There was a feeling in some quarters that the party under Mr McGuinness's leadership in the North had been too willing to compromise and that Arlene Foster and Co had taken advantage of this perceived weakness. And that this had gone down badly, not just with Sinn Féin activists, but with the wider nationalist community. The fact that Sinn Féin's newer hardline approach had paid such spectacular electoral dividends will only have strengthened that view.
It's impossible to be sure, given how secretive Sinn Féin remains, but the nagging feeling persists that Mr McGuinness was a reluctant participant in early January when the party triggered the collapse of the power-sharing Executive.

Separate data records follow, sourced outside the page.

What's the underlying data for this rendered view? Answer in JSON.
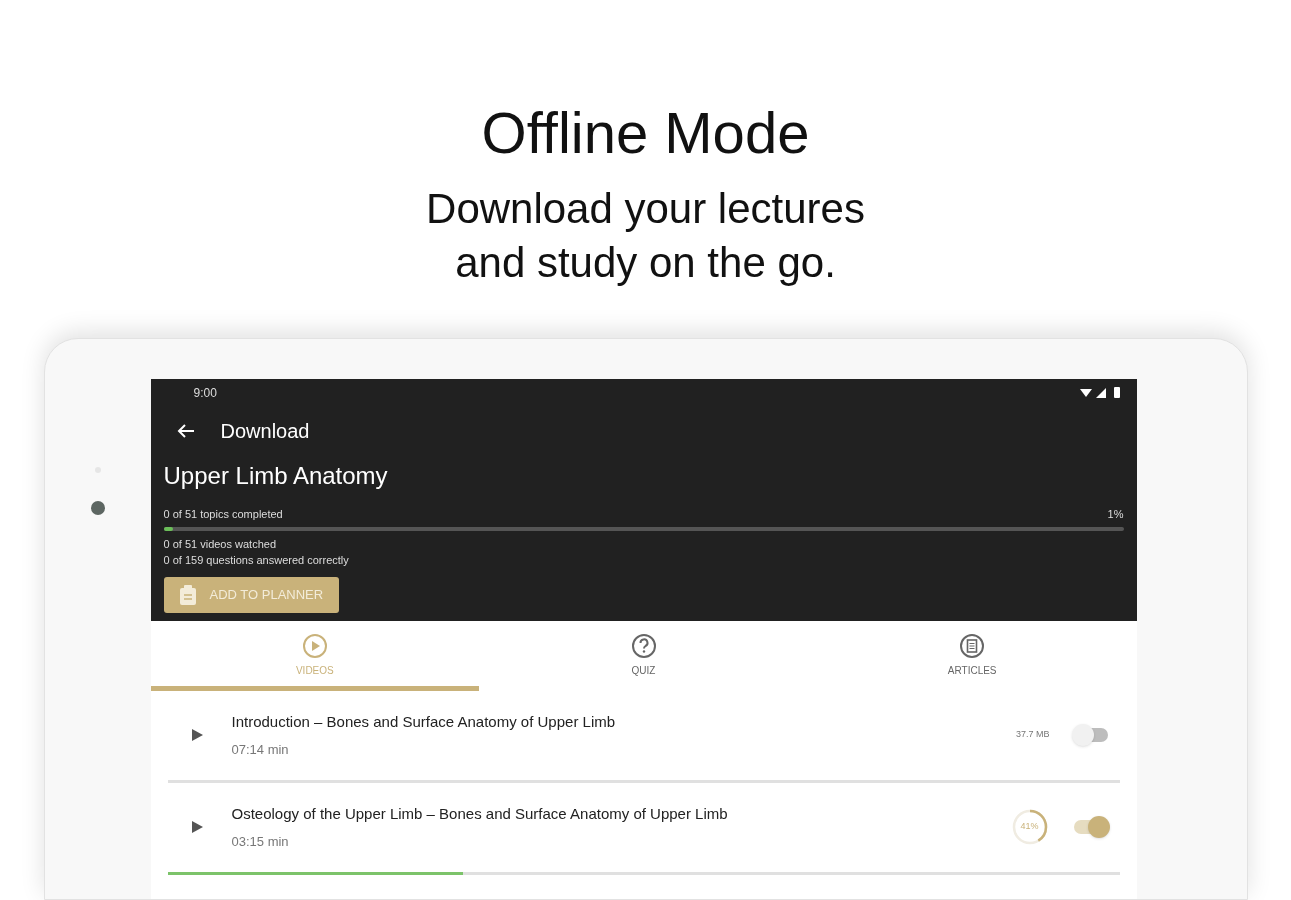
{
  "headline": "Offline Mode",
  "subheadline_lines": [
    "Download your lectures",
    "and study on the go."
  ],
  "status_bar": {
    "time": "9:00"
  },
  "toolbar": {
    "title": "Download"
  },
  "course": {
    "title": "Upper Limb Anatomy",
    "topics_text": "0 of 51 topics completed",
    "level": 0.01,
    "percent": "1%",
    "videos_text": "0 of 51 videos watched",
    "questions_text": "0 of 159 questions answered correctly",
    "button": "ADD TO PLANNER"
  },
  "tabs": [
    {
      "kind": "video",
      "label": "VIDEOS",
      "selected": true
    },
    {
      "kind": "quiz",
      "label": "QUIZ",
      "selected": false
    },
    {
      "kind": "article",
      "label": "ARTICLES",
      "selected": false
    }
  ],
  "videos": [
    {
      "kind": "size",
      "title": "Introduction – Bones and Surface Anatomy of Upper Limb",
      "duration": "07:14 min",
      "size": "37.7 MB",
      "download_on": false
    },
    {
      "kind": "progress",
      "title": "Osteology of the Upper Limb – Bones and Surface Anatomy of Upper Limb",
      "duration": "03:15 min",
      "download": {
        "reading": "41%",
        "level": 0.41
      },
      "download_on": true,
      "watched": {
        "level": 0.31
      }
    }
  ]
}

Without Mr McGuinness, putting that Executive back together may be more difficult. Mrs Foster may live to regret not appreciating how good she had it with the Derry man. Unwisely, she left the deputy first minister no room for manoeuvre. Mr McGuinness was willing to work with unionists and meet them half way - probably more than half way in fact.

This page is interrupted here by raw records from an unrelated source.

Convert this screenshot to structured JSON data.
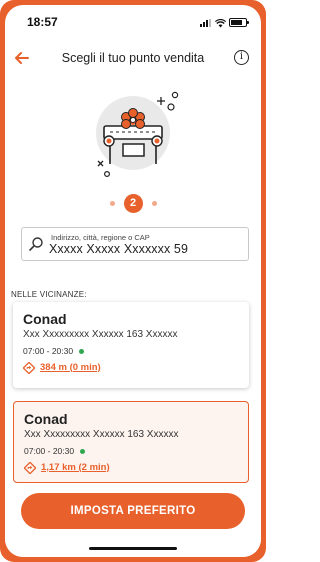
{
  "status_bar": {
    "time": "18:57"
  },
  "header": {
    "title": "Scegli il tuo punto vendita",
    "info_symbol": "i"
  },
  "stepper": {
    "current_step": "2"
  },
  "search": {
    "label": "Indirizzo, città, regione o CAP",
    "value": "Xxxxx Xxxxx Xxxxxxx 59"
  },
  "nearby": {
    "section_label": "NELLE VICINANZE:",
    "stores": [
      {
        "name": "Conad",
        "address": "Xxx Xxxxxxxxx Xxxxxx 163 Xxxxxx",
        "hours": "07:00 - 20:30",
        "distance": "384 m (0 min)"
      },
      {
        "name": "Conad",
        "address": "Xxx Xxxxxxxxx Xxxxxx 163 Xxxxxx",
        "hours": "07:00 - 20:30",
        "distance": "1,17 km (2 min)"
      }
    ]
  },
  "cta": {
    "label": "IMPOSTA PREFERITO"
  },
  "colors": {
    "accent": "#e8612c",
    "open_status": "#2fa84f",
    "selected_bg": "#fdf3ef"
  },
  "icons": [
    "back-arrow-icon",
    "info-icon",
    "store-illustration-icon",
    "search-icon",
    "directions-icon",
    "signal-icon",
    "wifi-icon",
    "battery-icon"
  ]
}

Will Mr Adams, or by proxy Michelle O'Neill, now be willing to do so? Will they be willing to compromise, to do what it takes to restore the Executive? Or have they already decided Stormont is less important than a united Ireland, a goal once parked by Sinn Féin but now potentially revived by Brexit?
After a difficult 2016 with the party somewhat marginalised by 'new politics' in the south and consigned to the hind tit in the North, Sinn Féin has all of a sudden got its mojo back. In the North, the absence of Mr McGuinness's name on the ballot paper wasn't felt. Buoyed by Mrs Foster's ill-advised intransigence, SF came within a whisker of overtaking the DUP.
And in the south, recent polls show the party on the rise, overtaking Fine Gael and at 23pc in one poll. Even allowing for the reality that Sinn Féin always underperforms its poll rating, the party can expect seat gains if there is an election this year. With 30-plus seats and a clear willingness to go into coalition, the prospect that Sinn Féin could be in power both sides of the Border by 2018 cannot be dismissed, even if both Fine Gael and Fianna Fáil are ruling out coalition with it.
It will be interesting to see whether Mr McGuinness's passing influences Mr Adams's plans. The Sinn Féin president wouldn't be human if the death of his closest ally didn't cause him to stop and think about his own life and the potential to do other things outside politics while he has the chance. Mr McGuinness certainly wanted to spend more time with his family but, sadly, fate intervened.
But close observers of Mr Adams are not convinced that he is ready to spend time smelling the roses just yet or, in fact, any time soon. Particularly with the strong likelihood of both a general election and a presidential election in the next 18 months and the opportunities they offer.
Some people in his own party certainly believe a new leader would help expand support in the south. But there's no sign of him going voluntarily and his iconic status in republican circles means he won't be pushed, especially not now.
Politics in the North is undoubtedly poorer for the passing of Martin McGuinness. In a personal sense, Sinn Féin is in mourning. But, politically, it is buoyant. It will quickly regroup and it will do so with the reassuring presence (for them) of Gerry Adams at the helm. It was ever thus.
He did the unthinkable and made it acceptable - from toasting Queen Elizabeth to attending Armistice Day events for the World War I dead. When Martin McGuinness became convinced that armed resistance should be set aside in favour of negotiation and ultimately power-sharing, he carried his community with him. That's why his legacy is peace.